小型で軽量、持ち運びができるモバイルルーターは、自宅以外でも使える通信端末です。工事不要で使えることや、月額料金が安いというメリットもあります。

そのためWi-Fi環境が整っていない屋外で頻繁にインターネットへ接続する場合もおすすめです。

ただし平均で上り8.0Mbps、下り30.0Mbpsと回線速度がホームルーターよりも遅めです。特に複数でインターネットを利用する場合は不満を感じ安くなるでしょう。

テザリングをする

テザリングはスマホをWi-Fiスポットとして使う方法です。PCやタブレットなど他の端末を、スマホ経由でインターネットに接続ができます。またモバイルルーターを上回る速度を期待できることもメリットです。
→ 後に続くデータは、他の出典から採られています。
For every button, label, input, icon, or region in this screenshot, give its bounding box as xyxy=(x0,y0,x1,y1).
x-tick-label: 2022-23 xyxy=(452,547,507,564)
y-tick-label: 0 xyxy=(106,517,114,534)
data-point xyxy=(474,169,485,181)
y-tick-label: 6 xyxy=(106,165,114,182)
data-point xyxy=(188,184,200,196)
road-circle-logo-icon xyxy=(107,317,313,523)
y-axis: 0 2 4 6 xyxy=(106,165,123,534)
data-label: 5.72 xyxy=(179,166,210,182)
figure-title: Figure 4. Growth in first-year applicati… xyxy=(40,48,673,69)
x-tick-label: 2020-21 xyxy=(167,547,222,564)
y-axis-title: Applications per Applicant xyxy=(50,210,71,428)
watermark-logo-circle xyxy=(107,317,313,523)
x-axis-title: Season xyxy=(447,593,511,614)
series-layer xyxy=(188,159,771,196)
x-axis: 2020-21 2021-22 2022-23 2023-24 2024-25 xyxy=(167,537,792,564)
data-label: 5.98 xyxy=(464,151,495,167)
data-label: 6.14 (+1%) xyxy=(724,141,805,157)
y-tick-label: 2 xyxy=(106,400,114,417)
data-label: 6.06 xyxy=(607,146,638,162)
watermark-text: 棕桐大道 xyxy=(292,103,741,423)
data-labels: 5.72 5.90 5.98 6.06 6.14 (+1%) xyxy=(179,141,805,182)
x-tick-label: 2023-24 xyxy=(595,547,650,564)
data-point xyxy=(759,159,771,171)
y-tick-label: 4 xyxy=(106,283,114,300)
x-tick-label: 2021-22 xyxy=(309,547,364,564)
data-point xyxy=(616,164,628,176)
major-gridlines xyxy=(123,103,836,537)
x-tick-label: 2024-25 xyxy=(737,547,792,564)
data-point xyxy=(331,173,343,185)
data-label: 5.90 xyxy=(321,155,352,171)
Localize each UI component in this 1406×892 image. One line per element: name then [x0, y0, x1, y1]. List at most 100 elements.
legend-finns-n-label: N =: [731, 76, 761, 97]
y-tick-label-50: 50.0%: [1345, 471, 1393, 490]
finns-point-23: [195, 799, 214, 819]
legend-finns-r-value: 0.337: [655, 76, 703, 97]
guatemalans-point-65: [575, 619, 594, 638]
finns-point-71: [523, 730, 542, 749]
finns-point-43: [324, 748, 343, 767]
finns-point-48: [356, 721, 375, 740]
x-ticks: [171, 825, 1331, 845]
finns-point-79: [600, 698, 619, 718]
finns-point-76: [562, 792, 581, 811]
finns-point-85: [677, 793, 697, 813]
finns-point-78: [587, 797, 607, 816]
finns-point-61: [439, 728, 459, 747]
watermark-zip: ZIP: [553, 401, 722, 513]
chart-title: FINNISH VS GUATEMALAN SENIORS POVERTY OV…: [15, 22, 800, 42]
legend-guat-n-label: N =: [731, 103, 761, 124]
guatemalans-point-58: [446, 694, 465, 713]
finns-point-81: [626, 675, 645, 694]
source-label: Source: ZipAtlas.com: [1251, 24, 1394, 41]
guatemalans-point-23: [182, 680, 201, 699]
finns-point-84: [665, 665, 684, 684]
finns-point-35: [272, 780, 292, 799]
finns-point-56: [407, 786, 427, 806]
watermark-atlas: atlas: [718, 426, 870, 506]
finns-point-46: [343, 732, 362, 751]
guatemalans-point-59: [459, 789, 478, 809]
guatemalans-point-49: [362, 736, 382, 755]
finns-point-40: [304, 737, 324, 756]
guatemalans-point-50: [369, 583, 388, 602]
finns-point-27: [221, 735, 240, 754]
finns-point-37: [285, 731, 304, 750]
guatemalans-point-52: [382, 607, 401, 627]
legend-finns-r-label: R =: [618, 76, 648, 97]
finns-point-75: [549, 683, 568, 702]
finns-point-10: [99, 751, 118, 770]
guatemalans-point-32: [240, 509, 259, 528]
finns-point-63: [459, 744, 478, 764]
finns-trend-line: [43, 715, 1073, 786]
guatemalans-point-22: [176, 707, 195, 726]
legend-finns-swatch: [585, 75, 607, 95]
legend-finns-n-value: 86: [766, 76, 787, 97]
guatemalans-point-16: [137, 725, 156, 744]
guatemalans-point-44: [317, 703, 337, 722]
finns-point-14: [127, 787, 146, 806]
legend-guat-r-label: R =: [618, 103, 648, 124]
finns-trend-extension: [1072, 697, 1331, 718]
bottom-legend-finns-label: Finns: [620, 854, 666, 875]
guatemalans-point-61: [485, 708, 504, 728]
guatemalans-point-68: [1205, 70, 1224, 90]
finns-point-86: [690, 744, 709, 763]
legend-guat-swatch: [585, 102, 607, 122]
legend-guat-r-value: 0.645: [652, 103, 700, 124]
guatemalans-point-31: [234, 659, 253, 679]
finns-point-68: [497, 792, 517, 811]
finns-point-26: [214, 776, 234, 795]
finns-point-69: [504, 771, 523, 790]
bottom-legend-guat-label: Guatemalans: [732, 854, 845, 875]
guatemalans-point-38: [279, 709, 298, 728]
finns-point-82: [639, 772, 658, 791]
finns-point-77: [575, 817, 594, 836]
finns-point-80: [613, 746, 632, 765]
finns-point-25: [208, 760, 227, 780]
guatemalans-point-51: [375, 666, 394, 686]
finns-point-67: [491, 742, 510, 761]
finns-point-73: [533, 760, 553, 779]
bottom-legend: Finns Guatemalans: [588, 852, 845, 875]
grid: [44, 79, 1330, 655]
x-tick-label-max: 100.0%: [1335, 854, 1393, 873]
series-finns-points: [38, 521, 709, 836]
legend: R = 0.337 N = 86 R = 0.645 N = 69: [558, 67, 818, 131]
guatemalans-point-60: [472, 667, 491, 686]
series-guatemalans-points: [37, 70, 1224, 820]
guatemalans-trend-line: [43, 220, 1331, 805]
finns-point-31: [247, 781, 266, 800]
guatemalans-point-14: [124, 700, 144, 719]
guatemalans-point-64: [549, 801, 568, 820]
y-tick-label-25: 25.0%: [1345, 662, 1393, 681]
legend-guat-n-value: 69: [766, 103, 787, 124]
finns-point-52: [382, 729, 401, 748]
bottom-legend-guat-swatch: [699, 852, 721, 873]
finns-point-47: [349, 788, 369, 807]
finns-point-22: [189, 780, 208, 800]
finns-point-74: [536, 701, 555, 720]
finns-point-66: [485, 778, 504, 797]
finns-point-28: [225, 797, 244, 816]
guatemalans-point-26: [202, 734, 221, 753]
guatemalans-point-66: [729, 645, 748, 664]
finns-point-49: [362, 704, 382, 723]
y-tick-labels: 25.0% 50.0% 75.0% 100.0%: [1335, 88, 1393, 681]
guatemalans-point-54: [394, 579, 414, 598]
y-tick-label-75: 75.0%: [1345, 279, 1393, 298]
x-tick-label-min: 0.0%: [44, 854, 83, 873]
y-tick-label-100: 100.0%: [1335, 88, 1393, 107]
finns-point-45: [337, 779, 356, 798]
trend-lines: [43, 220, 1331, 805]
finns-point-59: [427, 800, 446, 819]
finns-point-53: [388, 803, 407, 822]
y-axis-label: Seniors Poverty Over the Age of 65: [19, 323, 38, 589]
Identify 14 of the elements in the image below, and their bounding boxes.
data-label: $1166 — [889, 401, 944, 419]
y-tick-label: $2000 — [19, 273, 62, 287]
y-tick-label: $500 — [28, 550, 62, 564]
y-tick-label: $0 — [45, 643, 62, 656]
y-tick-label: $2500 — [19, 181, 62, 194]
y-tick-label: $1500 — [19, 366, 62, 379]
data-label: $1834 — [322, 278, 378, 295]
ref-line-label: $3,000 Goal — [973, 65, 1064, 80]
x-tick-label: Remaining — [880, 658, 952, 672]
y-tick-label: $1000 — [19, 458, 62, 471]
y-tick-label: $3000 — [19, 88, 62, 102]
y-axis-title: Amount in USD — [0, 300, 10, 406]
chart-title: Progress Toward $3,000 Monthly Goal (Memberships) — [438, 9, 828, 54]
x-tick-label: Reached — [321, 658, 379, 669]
しかしプランによっては通信容量の上限を超えると、回線速度が落ち、いわゆる「ギガが足りない状態」になってしまいます。

利用に制限が伴う方法になるため、常にインターネットに接続するのであれば別の方法も検討しましょう。

穴あけ工事に関する知識を知って安心して光回線工事をしよう

光回線の開通工事の実際は、それほど難しいものではありません。

基本的に固定電話回線の配管やエアコンダクトなどを使用するため、大幅な工事が必要になるケースは少ないでしょう。しかし場合によっては穴あけ工事が必要になるケースもあります。

その際は事前に工事内容や気を付けたいポイントを知っておけば、工事の際のトラブルや自分に合ったインターネット環境を手に入れやすくなります。

気になる人は今回紹介した内容をぜひ参考にしてみてください。